Here the psalmist expects to fall into errors and unconscious faults, and he prays to be cleansed from them, but he prays to be kept from known and voluntary sins.

Hence it is evident that sins are incompatible with David's idea of perfection; and that unnoticed and involuntary errors or faults, are not. This distinction is strongly confirmed by an inquiry into the facts of David's life, and God's verdict respecting his character. In I Kings xv. 5, we are assured that he "did that which was right in the eyes of the Lord, and turned not aside from any thing that He commanded him, all the days of his life, save only in the matter of Uriah, the Hittite." From all "presumptuous sins," save one, David was kept. Notwithstanding his infirmities, he did that which was right in the eyes of the Lord, with one sad and solitary exception. 

But, when God sums up the life and character of King Asa, he makes no exception to his perfectness, declaring that "the heart of Asa was perfect all his days" (2 Chron. xv. 17). Yet we find that he failed to perfect his reform by taking away all the high places of idolatrous worship: that he was angry with Hanani, who rebuked him for his lack of trust in God against Baasha, King of Israel, and that he put him in prison, and oppressed some of the people, who were probably regarded as factious and disloyal in their sympathy with the imprisoned prophet, whose rectitude of purpose Asa had entirely, yet innocently misapprehended. In addition, the sacred historian has recorded another infirmity, common with some of the holiest men now on the earth, who employ physicians for bodily ailments, and doubt that the gift of healing is still available — "In his disease he sought not to the Lord, but to the physicians" (2 Chron. xvi. 10-12). Doubtless, many of his contemporaries saw great imperfections in these outward acts, these mistaken judgments and severities in administration, but the Lord, who looks at the heart, chisels on Asa's tombstone this enviable epitaph, "Perfect all his days." We aspire to no better. Is it impossible for us to achieve under the Gospel what it was possible to accomplish under Judaism? If so, what has Christ procured, and what has the Holy Spirit bestowed, which should make His dispensation more glorious?

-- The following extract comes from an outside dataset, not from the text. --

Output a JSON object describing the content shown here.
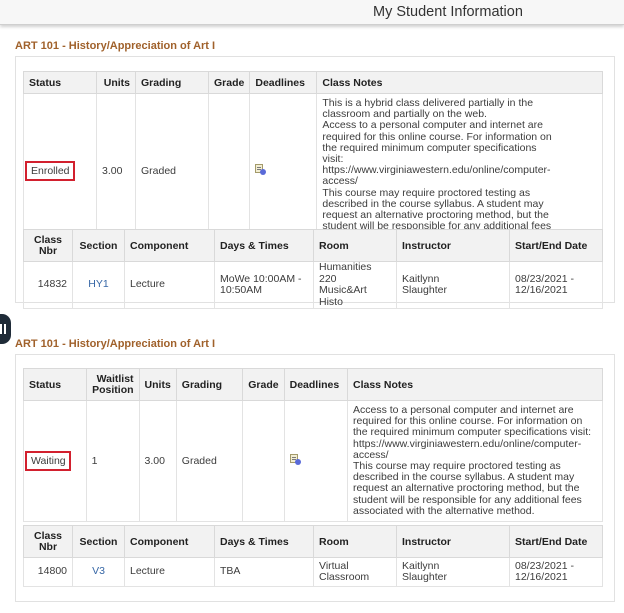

When we look into the Gospel we find Jesus Christ making [this] very distinction... Of the traitor who willfully betrayed Him, He said. "It had been good for that man if he had not been born;" but to the sleeping disciples in Gethsemane He hinted no destiny of remediless woe in these tender words. "The spirit indeed is willing, but the flesh is weak." Judas had sinned; Peter, James, and John had been overcome by an infirmity. Paul makes the same distinction in these two precepts, "Them that sin, rebuke before all, that others may fear" (I Tim. v. 20). "We, that are strong, ought to bear the infirmities of the weak" (Rom. xv. 1).

The moral sense of mankind makes a distinction not in degree, but in kind, between forging a note, and falling asleep in a prayer meeting, or forgetting to keep a promise, or disproportioning food to exercise, or indulging too long in sleep, or having an impure dream, or a wandering thought in church, or treating a neighbor coldly under a misapprehension of his worthiness. The universal conscience discriminates between a sin and a weakness or an error.

 — Edited from Mile-Stone Papers, Part 1, Chapter 7.